Millionen Tonnen Weltkriegsmunition bedrohen Meer, Umwelt und Menschen
Kiel – Es klingt unglaublich, ist aber traurige Realität: Auf dem Grund der Nord- und Ostsee liegen rund 1,6 Millionen Tonnen Munition – Bomben, Granaten, Minen und sogar chemische Kampfstoffe. Jahrzehntelang verdrängt, drängt das Problem jetzt mit voller Wucht zurück ins öffentliche Bewusstsein.
💣 Explosion unter Wasser – eine tickende Zeitbombe
- In der deutschen Ostsee lagern rund 300.000 Tonnen Munition.
- In der Nordsee sogar 1,3 Millionen Tonnen.
- Viele Sprengkörper liegen nur wenige Meter unter der Wasseroberfläche.
Der Grund: Nach dem Zweiten Weltkrieg wurden riesige Mengen Munition einfach ins Meer gekippt – als schnelle Entsorgungslösung. Hinzu kommen Seeminen, versunkene Kriegsschiffe und Blindgänger.

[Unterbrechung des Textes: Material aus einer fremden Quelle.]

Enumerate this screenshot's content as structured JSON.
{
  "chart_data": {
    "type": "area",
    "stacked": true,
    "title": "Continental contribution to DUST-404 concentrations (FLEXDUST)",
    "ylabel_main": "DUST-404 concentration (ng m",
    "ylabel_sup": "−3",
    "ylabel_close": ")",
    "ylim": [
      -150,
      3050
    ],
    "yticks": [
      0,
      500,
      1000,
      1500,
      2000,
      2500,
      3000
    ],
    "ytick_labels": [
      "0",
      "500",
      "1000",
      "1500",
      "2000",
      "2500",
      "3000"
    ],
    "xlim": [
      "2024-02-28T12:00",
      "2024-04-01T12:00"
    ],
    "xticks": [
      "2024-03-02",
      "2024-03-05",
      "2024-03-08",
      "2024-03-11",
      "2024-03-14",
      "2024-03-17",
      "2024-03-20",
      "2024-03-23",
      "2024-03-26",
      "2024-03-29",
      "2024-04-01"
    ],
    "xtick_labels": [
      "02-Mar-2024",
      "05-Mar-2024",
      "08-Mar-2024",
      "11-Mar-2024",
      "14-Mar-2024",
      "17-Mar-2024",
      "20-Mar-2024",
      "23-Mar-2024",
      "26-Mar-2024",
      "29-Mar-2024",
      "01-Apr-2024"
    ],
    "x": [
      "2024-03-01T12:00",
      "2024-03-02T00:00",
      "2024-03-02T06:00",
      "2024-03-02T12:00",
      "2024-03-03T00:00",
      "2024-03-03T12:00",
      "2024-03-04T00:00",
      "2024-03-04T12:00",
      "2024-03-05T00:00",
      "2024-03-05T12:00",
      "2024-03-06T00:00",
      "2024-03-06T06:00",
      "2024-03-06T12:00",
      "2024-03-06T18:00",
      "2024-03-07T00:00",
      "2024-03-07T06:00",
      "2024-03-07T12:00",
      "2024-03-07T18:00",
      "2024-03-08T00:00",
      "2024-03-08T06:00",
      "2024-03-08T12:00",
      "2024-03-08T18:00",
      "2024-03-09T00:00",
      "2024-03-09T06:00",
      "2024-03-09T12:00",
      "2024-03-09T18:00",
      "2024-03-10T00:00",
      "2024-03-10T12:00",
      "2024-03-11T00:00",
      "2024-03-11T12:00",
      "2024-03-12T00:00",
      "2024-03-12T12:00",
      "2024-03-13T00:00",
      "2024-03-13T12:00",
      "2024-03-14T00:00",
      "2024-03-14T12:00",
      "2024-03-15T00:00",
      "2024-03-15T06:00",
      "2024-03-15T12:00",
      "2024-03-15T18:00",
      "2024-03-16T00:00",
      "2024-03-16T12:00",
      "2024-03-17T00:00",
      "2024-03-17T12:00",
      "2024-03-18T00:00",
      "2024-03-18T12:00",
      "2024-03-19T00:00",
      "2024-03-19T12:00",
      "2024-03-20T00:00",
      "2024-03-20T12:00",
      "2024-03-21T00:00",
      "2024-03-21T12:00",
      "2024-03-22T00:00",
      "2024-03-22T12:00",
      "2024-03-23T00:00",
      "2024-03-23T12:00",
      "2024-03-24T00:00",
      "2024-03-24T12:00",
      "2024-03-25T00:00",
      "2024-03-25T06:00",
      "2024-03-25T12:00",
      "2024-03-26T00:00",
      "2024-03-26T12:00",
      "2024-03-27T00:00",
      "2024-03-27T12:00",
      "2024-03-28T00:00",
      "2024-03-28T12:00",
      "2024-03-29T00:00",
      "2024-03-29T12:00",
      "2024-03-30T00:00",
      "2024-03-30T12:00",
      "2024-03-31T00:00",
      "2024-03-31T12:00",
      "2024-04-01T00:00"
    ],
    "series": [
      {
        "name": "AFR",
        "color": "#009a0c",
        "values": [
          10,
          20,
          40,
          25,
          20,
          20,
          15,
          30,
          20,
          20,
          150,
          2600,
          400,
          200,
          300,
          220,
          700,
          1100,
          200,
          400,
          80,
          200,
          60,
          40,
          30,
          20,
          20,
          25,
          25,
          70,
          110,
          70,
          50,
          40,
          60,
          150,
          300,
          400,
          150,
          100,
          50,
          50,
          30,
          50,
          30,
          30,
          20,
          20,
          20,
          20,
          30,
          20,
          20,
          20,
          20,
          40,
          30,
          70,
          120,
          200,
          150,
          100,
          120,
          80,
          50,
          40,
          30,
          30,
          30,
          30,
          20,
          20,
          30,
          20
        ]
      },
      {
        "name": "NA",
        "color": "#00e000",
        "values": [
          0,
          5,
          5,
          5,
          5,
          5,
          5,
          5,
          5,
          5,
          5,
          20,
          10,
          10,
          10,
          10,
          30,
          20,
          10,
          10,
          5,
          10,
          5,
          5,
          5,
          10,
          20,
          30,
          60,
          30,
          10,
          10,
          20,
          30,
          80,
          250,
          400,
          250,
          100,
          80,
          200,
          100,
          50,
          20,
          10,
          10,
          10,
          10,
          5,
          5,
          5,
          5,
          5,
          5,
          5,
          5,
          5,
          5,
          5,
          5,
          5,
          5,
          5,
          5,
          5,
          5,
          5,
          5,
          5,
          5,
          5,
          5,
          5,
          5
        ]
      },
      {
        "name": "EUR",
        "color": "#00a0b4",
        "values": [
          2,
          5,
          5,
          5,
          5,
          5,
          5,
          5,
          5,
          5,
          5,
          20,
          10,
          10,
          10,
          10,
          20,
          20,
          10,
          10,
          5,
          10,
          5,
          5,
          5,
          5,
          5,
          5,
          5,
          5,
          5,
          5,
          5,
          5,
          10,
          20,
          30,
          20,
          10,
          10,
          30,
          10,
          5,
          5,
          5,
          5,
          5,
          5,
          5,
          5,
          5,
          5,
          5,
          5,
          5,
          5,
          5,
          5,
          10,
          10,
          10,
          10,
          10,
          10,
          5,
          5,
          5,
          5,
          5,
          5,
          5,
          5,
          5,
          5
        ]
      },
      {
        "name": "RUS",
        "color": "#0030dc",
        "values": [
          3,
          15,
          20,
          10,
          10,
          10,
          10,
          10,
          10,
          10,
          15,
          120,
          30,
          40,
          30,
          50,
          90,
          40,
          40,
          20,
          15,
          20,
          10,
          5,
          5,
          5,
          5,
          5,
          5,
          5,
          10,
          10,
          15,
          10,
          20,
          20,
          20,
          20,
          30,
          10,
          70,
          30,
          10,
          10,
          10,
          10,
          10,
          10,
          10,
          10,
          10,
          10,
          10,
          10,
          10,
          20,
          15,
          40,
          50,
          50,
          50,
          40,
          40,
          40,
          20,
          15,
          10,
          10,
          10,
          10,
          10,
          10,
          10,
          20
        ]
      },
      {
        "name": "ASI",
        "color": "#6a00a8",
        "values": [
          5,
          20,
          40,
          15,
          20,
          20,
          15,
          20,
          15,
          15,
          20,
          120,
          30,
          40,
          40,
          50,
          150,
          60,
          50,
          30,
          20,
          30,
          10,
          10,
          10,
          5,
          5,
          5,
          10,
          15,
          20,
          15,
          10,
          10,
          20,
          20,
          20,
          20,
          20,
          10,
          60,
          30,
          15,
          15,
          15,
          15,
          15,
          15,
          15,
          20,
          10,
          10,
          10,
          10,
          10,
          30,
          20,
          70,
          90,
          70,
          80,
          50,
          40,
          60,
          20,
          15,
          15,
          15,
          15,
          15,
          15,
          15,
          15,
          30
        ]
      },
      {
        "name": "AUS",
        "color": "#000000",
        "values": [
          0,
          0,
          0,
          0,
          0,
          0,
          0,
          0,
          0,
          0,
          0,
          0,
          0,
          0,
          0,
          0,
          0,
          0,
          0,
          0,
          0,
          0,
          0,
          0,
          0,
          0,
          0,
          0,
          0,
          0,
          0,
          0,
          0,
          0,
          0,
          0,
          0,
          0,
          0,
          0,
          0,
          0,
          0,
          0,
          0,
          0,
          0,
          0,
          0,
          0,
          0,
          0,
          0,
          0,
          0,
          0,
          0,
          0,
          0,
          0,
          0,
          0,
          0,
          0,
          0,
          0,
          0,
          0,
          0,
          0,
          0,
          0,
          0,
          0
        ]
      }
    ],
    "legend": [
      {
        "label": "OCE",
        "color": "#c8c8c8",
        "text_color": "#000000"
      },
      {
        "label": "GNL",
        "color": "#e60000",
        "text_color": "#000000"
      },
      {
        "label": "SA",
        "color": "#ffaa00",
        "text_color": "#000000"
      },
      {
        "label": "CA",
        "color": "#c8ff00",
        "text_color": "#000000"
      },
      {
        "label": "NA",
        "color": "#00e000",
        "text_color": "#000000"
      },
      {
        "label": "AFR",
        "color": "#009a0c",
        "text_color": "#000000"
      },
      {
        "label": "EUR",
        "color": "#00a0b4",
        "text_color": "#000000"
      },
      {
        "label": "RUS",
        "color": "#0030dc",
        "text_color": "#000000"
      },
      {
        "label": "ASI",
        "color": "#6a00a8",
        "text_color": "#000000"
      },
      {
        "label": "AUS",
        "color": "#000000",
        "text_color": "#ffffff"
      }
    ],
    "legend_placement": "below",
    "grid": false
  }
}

🌊 „Wenn die Segler wüssten …“
„Wenn die Segler wüssten, worüber sie täglich fahren, würden sie sich wahrscheinlich nicht mehr so frei bewegen“, sagt Jens Greinert vom Geomar Helmholtz-Zentrum für Ozeanforschung Kiel. Wer taucht, kann die rostenden Bomben sogar mit bloßem Auge erkennen – teils sind sie offen sichtbar auf dem Meeresboden verstreut.
☢️ Giftige Gefahr – nicht nur für Fische
Die Bedrohung ist nicht nur explosiv – sondern auch giftig.
- Die rostenden Hüllen gleichen teils einem löchrigen Käse.
- TNT, Senfgas, Phosgen, Sarin, Tabun – hochgefährliche Substanzen lösen sich im Wasser.
- Diese gelangen in Fische, Muscheln und Sedimente – und damit auch in die Nahrungskette des Menschen.
„Das Gesundheitsrisiko für Konsumenten von Meeresfrüchten steigt“, warnt Toxikologin Jennifer Strehse von der Universität Kiel. In Muscheln aus betroffenen Gebieten seien bereits krebserregende Konzentrationen gemessen worden.
🐋 Sprengen ist keine Lösung
Das klassische Entschärfen oder Sprengen ist oft problematisch:
- Sprengungen unter Wasser setzen die Gifte großflächig frei.
- Dazu kommt die Gefahr für Meeressäuger wie Schweinswale, die durch die Druckwellen schwer verletzt oder getötet werden können.
In Deutschland ist das Sprengen deshalb nur noch mit einem dämpfenden Blasenschleier erlaubt.
🏗️ Pilotprojekt in der Lübecker Bucht – Hoffnung auf Lösung
Erstmals testet Deutschland in der Lübecker Bucht ein Pilotprojekt zur großflächigen Bergung der tödlichen Altlasten.
- Eine schwimmende Plattform soll die Munition direkt auf See entschärfen und entsorgen.
- In anderthalb Jahren könnte sie weltweit eingesetzt werden.
Auch die EU-Kommission zeigt bereits Interesse an der Technologie.
🇩🇪 Warum erst jetzt?
Der Grund für die späte Reaktion:
- Lange war unklar, wer überhaupt zuständig ist – Bund oder Länder.
- Auch die Angst vor der Schuldfrage spielte eine Rolle.
- Jetzt investiert das Bundesumweltministerium 100 Millionen Euro in die Lösung.
🕐 Das Ziel: Eine munitionsfreie Ostsee bis 2040
Experten wie Jens Greinert glauben, dass die deutschen Gewässer der Ostsee bis 2040 munitionsfrei sein könnten. Die Nordsee wird aufgrund der größeren Mengen eine noch größere Herausforderung.
✅ Fazit: Deutschlands blindestes Erbe wird endlich entschärft
Was jahrzehntelang unter der Oberfläche ruhte, bedroht heute sichtbar Umwelt, Tiere und Menschen. Die Räumung der Nord- und Ostsee von Weltkriegsmunition ist eine Generationenaufgabe – aber sie beginnt endlich.